The bride and her aunt would be ushered into a house where the groom, holding a spear would be waiting with his parents, including all his father's wives.

A ritual followed where the groom sat on and off his father's and mother's laps four times.

The bride followed suit but would sit three times. Then she was taken to a house specially prepared for the occasion.

However, a married member of the family would block the doorway saying: "You found me married in this home; please go back and leave me in peace!"

She would only give way after receiving a gift, giving way to frenzied dancing and feasting, which usually lasted the whole night.

The following morning when the guests had returned home, the couple had to bathe very cold water, placed in the courtyard and guarded by the boy's sister.

They undressed and splashed water on each other as a ritual of binding and cleansing themselves of unmarried life.

The girl's aunt would stay around until she was sure the marriage was consummated.

If the girl was a virgin, she was given a cow and another was sent to the girl's parents together with sheets bearing blood.

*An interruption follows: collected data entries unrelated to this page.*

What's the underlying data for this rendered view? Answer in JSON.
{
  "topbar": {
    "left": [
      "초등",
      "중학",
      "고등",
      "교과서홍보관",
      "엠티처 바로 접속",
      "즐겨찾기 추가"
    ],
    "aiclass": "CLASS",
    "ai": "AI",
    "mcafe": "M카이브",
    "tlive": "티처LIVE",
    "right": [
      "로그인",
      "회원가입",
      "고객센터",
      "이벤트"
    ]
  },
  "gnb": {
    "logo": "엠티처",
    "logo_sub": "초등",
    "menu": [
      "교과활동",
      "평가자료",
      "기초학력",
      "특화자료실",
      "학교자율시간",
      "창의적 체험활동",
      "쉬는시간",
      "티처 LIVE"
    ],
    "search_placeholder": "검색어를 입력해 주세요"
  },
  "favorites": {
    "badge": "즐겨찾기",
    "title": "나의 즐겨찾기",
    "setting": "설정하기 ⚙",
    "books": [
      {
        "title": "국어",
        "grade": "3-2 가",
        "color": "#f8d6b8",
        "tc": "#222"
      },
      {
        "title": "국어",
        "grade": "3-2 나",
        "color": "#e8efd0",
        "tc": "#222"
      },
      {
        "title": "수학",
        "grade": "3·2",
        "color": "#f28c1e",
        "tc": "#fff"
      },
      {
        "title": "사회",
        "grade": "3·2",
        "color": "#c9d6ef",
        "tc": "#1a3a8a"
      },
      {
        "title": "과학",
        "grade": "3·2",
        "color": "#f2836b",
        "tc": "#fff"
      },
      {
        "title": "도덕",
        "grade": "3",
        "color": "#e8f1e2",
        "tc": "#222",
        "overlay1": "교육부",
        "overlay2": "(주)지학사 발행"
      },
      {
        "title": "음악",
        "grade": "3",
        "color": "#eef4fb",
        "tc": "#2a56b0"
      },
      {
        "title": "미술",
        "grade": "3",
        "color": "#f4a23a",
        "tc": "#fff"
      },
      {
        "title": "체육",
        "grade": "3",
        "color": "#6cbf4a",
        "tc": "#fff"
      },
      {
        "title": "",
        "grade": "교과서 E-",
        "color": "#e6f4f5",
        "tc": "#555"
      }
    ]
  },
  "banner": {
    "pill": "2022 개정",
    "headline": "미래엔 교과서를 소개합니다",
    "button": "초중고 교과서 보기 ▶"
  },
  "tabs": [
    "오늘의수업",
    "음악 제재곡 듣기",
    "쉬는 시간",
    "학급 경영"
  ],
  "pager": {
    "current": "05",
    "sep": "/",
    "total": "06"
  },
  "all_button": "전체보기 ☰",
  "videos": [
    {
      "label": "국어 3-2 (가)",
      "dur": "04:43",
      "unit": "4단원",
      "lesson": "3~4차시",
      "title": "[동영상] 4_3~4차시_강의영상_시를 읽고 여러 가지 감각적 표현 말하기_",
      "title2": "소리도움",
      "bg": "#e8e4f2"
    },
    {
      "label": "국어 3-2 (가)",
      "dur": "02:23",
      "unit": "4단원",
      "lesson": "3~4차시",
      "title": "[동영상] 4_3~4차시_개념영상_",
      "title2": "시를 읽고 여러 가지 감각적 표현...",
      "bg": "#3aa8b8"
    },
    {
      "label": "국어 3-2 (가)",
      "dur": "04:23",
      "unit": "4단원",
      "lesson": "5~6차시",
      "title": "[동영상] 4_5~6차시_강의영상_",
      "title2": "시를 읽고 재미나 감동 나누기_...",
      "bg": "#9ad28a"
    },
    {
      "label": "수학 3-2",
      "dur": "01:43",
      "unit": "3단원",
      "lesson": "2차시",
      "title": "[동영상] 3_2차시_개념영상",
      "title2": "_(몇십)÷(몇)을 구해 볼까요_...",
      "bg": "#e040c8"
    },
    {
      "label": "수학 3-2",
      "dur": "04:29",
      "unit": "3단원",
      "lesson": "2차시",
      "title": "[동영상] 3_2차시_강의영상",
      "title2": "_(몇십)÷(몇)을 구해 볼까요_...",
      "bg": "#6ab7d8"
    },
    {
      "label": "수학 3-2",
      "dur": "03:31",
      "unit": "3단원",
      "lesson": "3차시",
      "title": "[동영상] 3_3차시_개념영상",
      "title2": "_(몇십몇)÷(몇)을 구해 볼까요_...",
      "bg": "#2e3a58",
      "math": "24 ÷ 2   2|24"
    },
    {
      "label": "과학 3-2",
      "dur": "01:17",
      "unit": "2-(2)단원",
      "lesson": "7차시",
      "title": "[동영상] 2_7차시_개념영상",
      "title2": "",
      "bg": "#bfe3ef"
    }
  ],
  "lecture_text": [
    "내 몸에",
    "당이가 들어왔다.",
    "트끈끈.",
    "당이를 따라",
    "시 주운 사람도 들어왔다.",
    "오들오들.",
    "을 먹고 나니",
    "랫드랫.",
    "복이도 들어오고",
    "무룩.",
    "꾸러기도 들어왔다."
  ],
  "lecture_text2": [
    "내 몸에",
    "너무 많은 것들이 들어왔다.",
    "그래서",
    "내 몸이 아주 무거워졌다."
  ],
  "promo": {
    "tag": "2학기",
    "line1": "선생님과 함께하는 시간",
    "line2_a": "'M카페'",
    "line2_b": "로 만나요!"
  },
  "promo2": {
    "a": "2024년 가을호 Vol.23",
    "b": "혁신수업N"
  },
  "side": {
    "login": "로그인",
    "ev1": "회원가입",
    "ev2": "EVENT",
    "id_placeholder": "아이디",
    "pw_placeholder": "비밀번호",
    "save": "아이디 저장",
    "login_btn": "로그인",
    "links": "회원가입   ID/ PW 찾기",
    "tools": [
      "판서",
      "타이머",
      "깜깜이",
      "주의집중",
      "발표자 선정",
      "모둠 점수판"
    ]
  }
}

This was the biggest credit a daughter could give her parents.

The bride was then hidden away from the public for several days to symbolise death to the life of unproductivity, to later resurrect to a life of productivity.

On the day of rebirth, her relatives visited with gifts and were given a cordial welcome and great respect.

The bride was brought out and given presents. Other presents were distributed among the people who played a part in the ceremony.